24 July 2011

integrity.

When I was in the Young Women's program, my favorite value was integrity. Looking back on my time in YW, I probably liked integrity best because it was so straight forward: do what you know is right. It went hand in hand with my other favorite pair of values, choice and accountability. When confronted with a choice that has consequences, do the right thing. Make choices you can live with, choices that are true to who you are. Mormons don't have a corner on these values, but they are really good at teaching them.


When confronted with a question of integrity-- amidst the troubled rush of doing the right thing-- the song "I Walk By Faith" popped into my head as I rode my bike home. For the last couple of weeks, I've been singing the line "by doing what I know is right, I show integrity" like a mantra. It helped me get my self esteem back when I was being hard on myself about getting into a situation where I had to confront my integrity in such an intense way.


Oslo has been on my mind. I have cherished the hours I spent at Vigeland Sculpture Park in 2005- there is a connectedness and solidity in the way he portrays relationships that I still find poignant and worth aspiring to.

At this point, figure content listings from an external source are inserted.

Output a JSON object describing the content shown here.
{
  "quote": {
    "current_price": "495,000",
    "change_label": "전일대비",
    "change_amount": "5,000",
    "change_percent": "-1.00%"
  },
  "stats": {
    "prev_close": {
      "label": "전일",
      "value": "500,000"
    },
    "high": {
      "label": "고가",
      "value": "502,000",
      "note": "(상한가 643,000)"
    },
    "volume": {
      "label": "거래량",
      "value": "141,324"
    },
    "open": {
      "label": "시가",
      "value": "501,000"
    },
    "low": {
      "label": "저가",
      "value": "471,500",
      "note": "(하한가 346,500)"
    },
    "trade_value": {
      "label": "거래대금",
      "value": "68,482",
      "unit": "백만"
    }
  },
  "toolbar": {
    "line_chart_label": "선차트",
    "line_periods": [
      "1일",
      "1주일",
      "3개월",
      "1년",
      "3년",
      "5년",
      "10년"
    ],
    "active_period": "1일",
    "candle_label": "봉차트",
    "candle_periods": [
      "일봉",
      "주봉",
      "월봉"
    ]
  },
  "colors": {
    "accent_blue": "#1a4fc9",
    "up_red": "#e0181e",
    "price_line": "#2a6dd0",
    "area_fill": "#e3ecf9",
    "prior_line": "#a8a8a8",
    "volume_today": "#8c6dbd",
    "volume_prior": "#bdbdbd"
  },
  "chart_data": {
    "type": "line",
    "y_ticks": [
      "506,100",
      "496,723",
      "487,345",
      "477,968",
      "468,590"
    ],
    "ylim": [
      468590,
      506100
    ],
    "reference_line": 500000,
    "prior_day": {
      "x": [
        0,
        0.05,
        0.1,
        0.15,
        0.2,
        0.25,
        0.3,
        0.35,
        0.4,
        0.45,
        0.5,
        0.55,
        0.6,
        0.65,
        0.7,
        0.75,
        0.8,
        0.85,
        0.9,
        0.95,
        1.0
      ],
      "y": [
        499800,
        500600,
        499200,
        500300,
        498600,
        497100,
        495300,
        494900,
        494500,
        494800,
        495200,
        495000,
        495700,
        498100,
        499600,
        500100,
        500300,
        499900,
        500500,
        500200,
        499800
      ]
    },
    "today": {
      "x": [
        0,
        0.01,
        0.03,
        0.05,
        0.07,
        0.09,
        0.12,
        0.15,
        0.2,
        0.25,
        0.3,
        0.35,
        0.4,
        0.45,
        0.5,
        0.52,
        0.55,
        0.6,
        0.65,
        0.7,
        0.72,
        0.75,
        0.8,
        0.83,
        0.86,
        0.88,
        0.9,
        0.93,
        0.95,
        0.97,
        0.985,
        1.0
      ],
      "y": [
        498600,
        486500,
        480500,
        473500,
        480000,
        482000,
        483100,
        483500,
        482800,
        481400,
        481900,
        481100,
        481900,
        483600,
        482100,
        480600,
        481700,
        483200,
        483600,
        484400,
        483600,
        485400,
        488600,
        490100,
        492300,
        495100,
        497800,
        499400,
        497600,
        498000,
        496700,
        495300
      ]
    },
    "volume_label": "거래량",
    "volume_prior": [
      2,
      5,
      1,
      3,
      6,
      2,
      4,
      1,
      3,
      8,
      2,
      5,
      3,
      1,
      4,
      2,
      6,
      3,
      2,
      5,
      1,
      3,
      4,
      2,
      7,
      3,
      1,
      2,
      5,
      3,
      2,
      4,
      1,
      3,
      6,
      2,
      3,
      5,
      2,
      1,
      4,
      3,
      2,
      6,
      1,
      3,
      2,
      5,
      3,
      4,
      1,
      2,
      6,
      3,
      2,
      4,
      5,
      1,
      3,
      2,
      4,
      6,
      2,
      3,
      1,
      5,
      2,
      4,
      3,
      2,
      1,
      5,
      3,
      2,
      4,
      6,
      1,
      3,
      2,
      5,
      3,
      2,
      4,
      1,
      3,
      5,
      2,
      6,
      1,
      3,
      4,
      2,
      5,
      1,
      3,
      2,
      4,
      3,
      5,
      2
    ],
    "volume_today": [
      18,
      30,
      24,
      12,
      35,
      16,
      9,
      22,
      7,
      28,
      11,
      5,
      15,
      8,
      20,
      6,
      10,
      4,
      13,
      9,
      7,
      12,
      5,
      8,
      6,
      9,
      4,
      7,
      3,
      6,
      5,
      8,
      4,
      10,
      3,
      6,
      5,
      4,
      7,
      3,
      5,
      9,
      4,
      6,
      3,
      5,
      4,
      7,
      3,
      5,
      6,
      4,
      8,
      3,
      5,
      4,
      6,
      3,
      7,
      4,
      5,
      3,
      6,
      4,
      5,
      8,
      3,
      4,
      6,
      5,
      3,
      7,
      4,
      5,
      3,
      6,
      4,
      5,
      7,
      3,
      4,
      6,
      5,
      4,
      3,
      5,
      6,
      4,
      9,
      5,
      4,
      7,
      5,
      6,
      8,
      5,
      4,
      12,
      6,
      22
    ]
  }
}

I've been reading Parker Palmer's The Courage To Teach. It's on the reading list for a program I will be going to training for next month. Just the act of participation in the program is, for me, an expression of integrity-- I want to put my values about social justice into action as an educator. Given my recent meditations on integrity, I was moved by Palmer's discussion of the value. He writes:
"...Identity is a moving intersection of the inner and outer forces that make me who I am, converging in the irreducible mystery of being human.
By integrity I mean whatever wholeness I am able to find within that nexus as its vectors form and re-form the pattern of my life. Integrity requires that I discern what is integral to my selfhood, what fits and what does not-- and that I choose life-giving ways of relating to the forces that converge within me: Do I welcome them or fear them, embrace them or reject them, move with them or against them? By choosing integrity, I become more whole, but wholeness does not mean perfection. It means becoming more real by acknowledging the whole of who I am." (13)
Palmer enriches my definition in several ways. Just as my identity is constantly changing, so too is my sense of what is right for me and my life. Integrity means living in a state of consciousness that leads to authenticity.




Palmer later adds:
"Gandhi called his life 'experiments with truth,' and experimenting in the complex field of forces that bear on our lives is how we learn more about our integrity. We learn experimentally that we thrive on some connections and not with others, that we enhance our integrity by choosing relationships that give us life and violate it by assenting to those that do not.
Experimentation is risky. We rarely know in advance what will give us life and what will sap life away. But if we want to deepen our understanding of our own integrity, experiment we must-- and then be willing to make choices as we view the experimental results." (16)
This spoke to my heart. My integrity will not be perfect all the time because there is a certain degree to which I have to test the waters-- it sometimes takes time to get a sense of what the right course is. I think it's notable that Palmer is not talking about integrity as a way to achieve happiness, but as a means of gaining the perspective and the power to be a conscious and aware teacher, to achieve fulfillment in ones vocation. What's life-giving is so much bigger than fleeting happiness or satisfaction; it is to discern what is vital-- both in what is essential and what will give my life the kind of momentum and energy that I want it to have.



1 comment:

Bunny said...

A lot of food for thought. You are going to be an incredible teacher/instructor in that program. Thanks for posting these lovely photos, I think my favorite is the woman and child.